We took turns speaking in group therapy. I hadn’t shared in some time. Frankly, I didn’t feel much like sharing. But my therapist, Sue, called on me. “We haven’t heard anything from you in a while, Michael.”

 

I don’t remember exactly what I said. But it had something to do with seeing my disease as a curse that limited my freedom and had stolen many simple joys from life.

 

A few group members spoke, as counselor-sorts often do, with sympathy and empathy and tender support. But one member of the group, a therapist who worked with an organization on the front-lines of suicide intervention, confronted me with a really annoying question: “I wonder if you might see the blessing in what you now see as a curse?”

 

I responded with something like, “Are you *bleeping* crazy?”

 

“I don’t think so,” he answered. “It seems to me that everything we are given in life is potentially a teacher and a gift. Your illness is a given, even if you can’t see it as a gift. So what is it teaching you?”

 

If someone had walked into that room, waved a magic wand, and turned all of us into lemurs I couldn’t have been more speechless. In a single question, this fellow had turned my world upside down and shaken it vigorously.

 

Thinking back now, I realize he was raising a question for me that resonated with others in the group: two alcoholics and another person with a drug addiction, a woman with a severe eating disorder, a person who had been sexually abused as a child by a family member, another who had attempted suicide because of her depression. Every one of us was damaged, carrying the wounds of past and present pain. Our pain, in some sense had led every single one of us to engage in the so-called helping professions. But had our pain given us something even more profound?

 

As our colleague asked this question, I felt that kind of emotional and intellectual discombobulation that has the potential to lead to a new way of seeing things.

 

His question has stayed with me. And it came to mind recently while I was meditating. It also happened to be on a day when my mastocytosis had gotten the better of me. I was meditating, lying flat of my back in bed, unable to eat anything more adventurous than vanilla yoghurt.

 

One of my seminary professors once told me that there are some people God can only save by making preachers of them.
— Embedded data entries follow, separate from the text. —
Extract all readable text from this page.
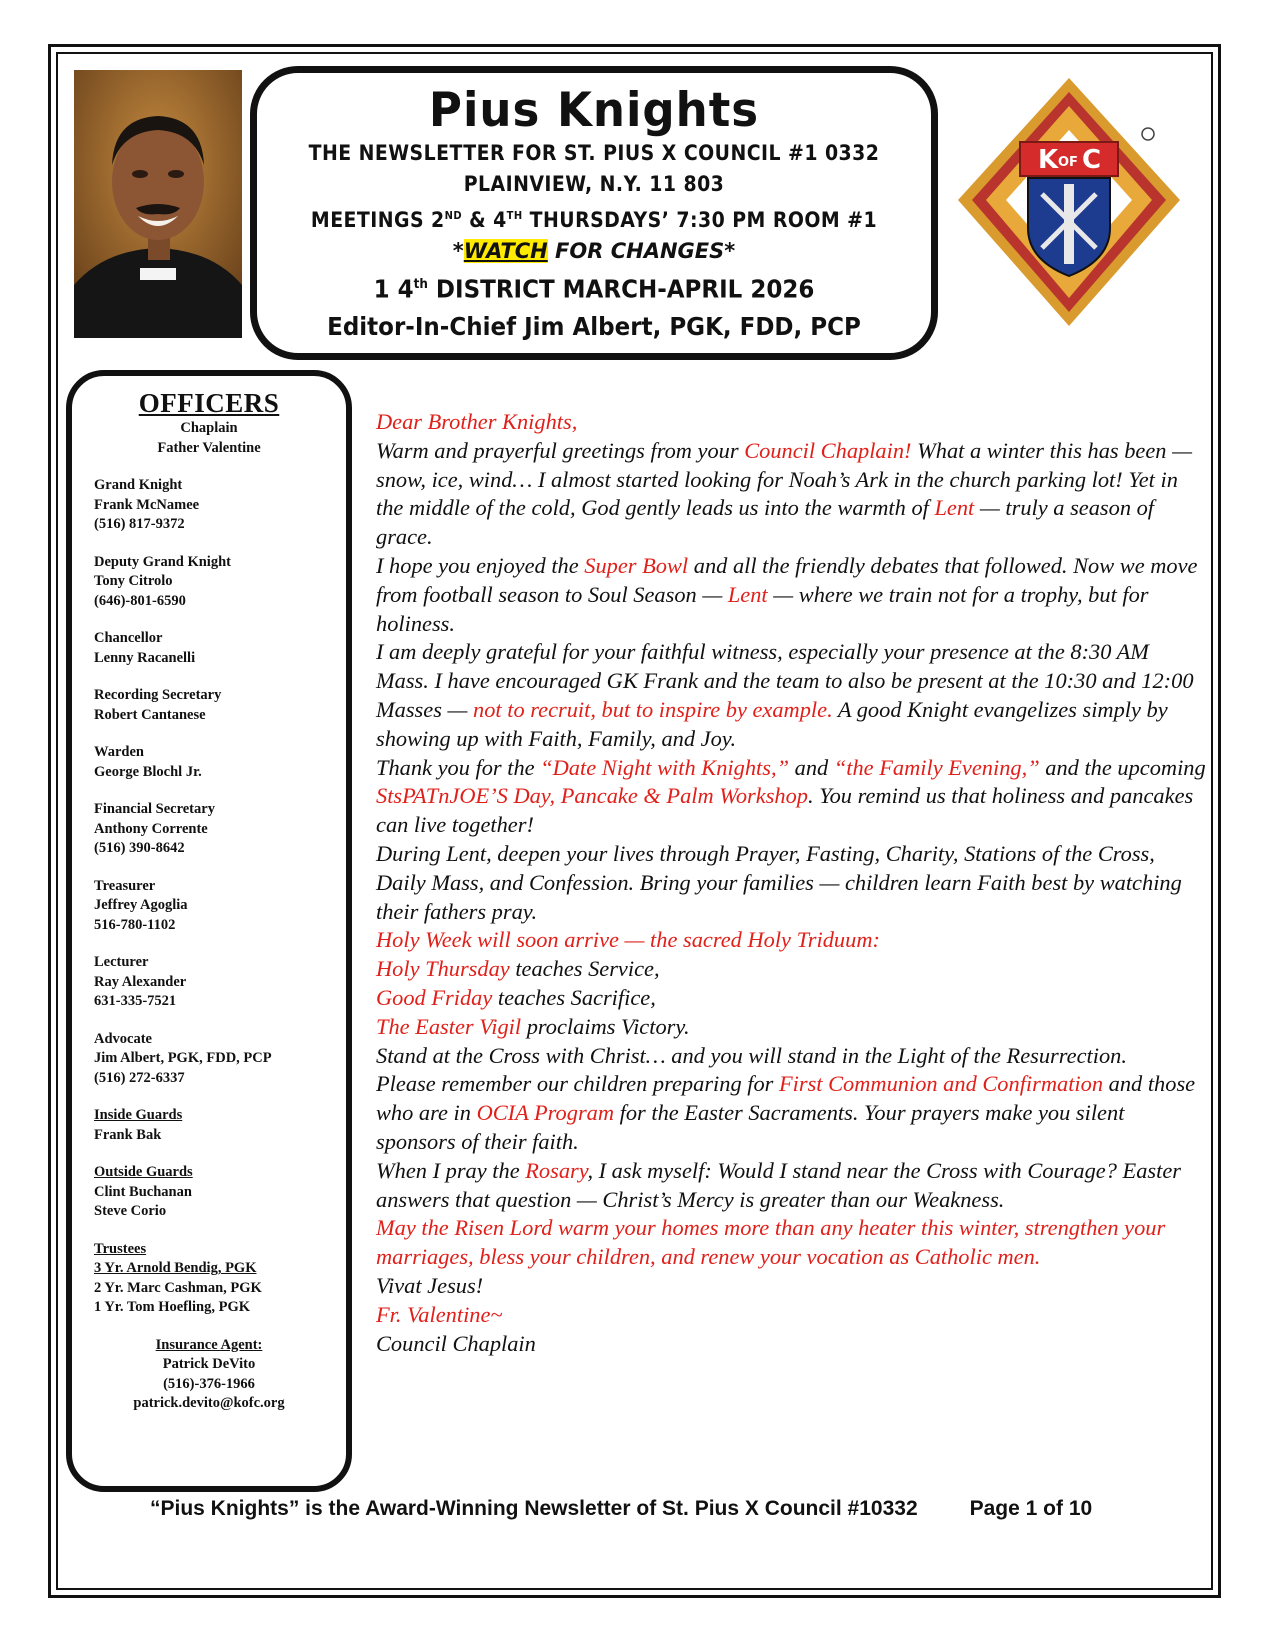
Pius Knights
THE NEWSLETTER FOR ST. PIUS X COUNCIL #1 0332
PLAINVIEW, N.Y. 11 803
MEETINGS 2ND & 4TH THURSDAYS’ 7:30 PM ROOM #1
*WATCH FOR CHANGES*
1 4th DISTRICT MARCH-APRIL 2026
Editor-In-Chief Jim Albert, PGK, FDD, PCP
K OF C
OFFICERS
Chaplain
Father Valentine
Grand Knight
Frank McNamee
(516) 817-9372
Deputy Grand Knight
Tony Citrolo
(646)-801-6590
Chancellor
Lenny Racanelli
Recording Secretary
Robert Cantanese
Warden
George Blochl Jr.
Financial Secretary
Anthony Corrente
(516) 390-8642
Treasurer
Jeffrey Agoglia
516-780-1102
Lecturer
Ray Alexander
631-335-7521
Advocate
Jim Albert, PGK, FDD, PCP
(516) 272-6337
Inside Guards
Frank Bak
Outside Guards
Clint Buchanan
Steve Corio
Trustees
3 Yr. Arnold Bendig, PGK
2 Yr. Marc Cashman, PGK
1 Yr. Tom Hoefling, PGK
Insurance Agent:
Patrick DeVito
(516)-376-1966
patrick.devito@kofc.org

Dear Brother Knights,

Warm and prayerful greetings from your Council Chaplain! What a winter this has been — snow, ice, wind… I almost started looking for Noah’s Ark in the church parking lot! Yet in the middle of the cold, God gently leads us into the warmth of Lent — truly a season of grace.

I hope you enjoyed the Super Bowl and all the friendly debates that followed. Now we move from football season to Soul Season — Lent — where we train not for a trophy, but for holiness.

I am deeply grateful for your faithful witness, especially your presence at the 8:30 AM Mass. I have encouraged GK Frank and the team to also be present at the 10:30 and 12:00 Masses — not to recruit, but to inspire by example. A good Knight evangelizes simply by showing up with Faith, Family, and Joy.

Thank you for the “Date Night with Knights,” and “the Family Evening,” and the upcoming StsPATnJOE’S Day, Pancake & Palm Workshop. You remind us that holiness and pancakes can live together!

During Lent, deepen your lives through Prayer, Fasting, Charity, Stations of the Cross, Daily Mass, and Confession. Bring your families — children learn Faith best by watching their fathers pray.

Holy Week will soon arrive — the sacred Holy Triduum:

Holy Thursday teaches Service,

Good Friday teaches Sacrifice,

The Easter Vigil proclaims Victory.

Stand at the Cross with Christ… and you will stand in the Light of the Resurrection.

Please remember our children preparing for First Communion and Confirmation and those who are in OCIA Program for the Easter Sacraments. Your prayers make you silent sponsors of their faith.

When I pray the Rosary, I ask myself: Would I stand near the Cross with Courage? Easter answers that question — Christ’s Mercy is greater than our Weakness.

May the Risen Lord warm your homes more than any heater this winter, strengthen your marriages, bless your children, and renew your vocation as Catholic men.

Vivat Jesus!

Fr. Valentine~

Council Chaplain

“Pius Knights” is the Award-Winning Newsletter of St. Pius X Council #10332 Page 1 of 10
I think his lesson could be expanded. There are some of us who progress in the life of the spirit only if we are miserable.

 

Some of us just will not become conscious of our utter dependence upon God unless God makes us. Of course, there are blessed souls who are more God-aware, more mindful of their own finitude and frailty and the fragility of human life, more awake to the fact that a power beyond conception holds all beings in existence. Such blessed souls may not need quite as much prompting to become aware of God’s presence and our absolute dependence on God. But many of us do.

 

So, as I lay there meditating, I was reminded that the illness that keeps me physically humble is a gift that does far more. The pain that comes with it, the feeling of exhaustion that accompanies it, and the various discomforts and inconveniences that are all a part of this disease, serve as a reminder of just how dependent even the most independent of us is on powers beyond ourselves. The disease has forced me into making choices I would rather not make (like between hiding the illness in pride or humbly acknowledging that I’m just as frail as anyone else; between denying or resenting reality; or between making the pain worse by engaging in self-pitying suffering or just living with a recognition of certain limitations).

 

My colleague in the therapy group was right all those years ago. This illness is a gift for which I can (if I choose) be grateful. It has been a faithful tutor all my life. I suspect that our colleague’s question was helpful to other members in our group that day. He reminded us that consciousness of our own fragility and humanity can help us to be aware of and sensitive to the needs of others.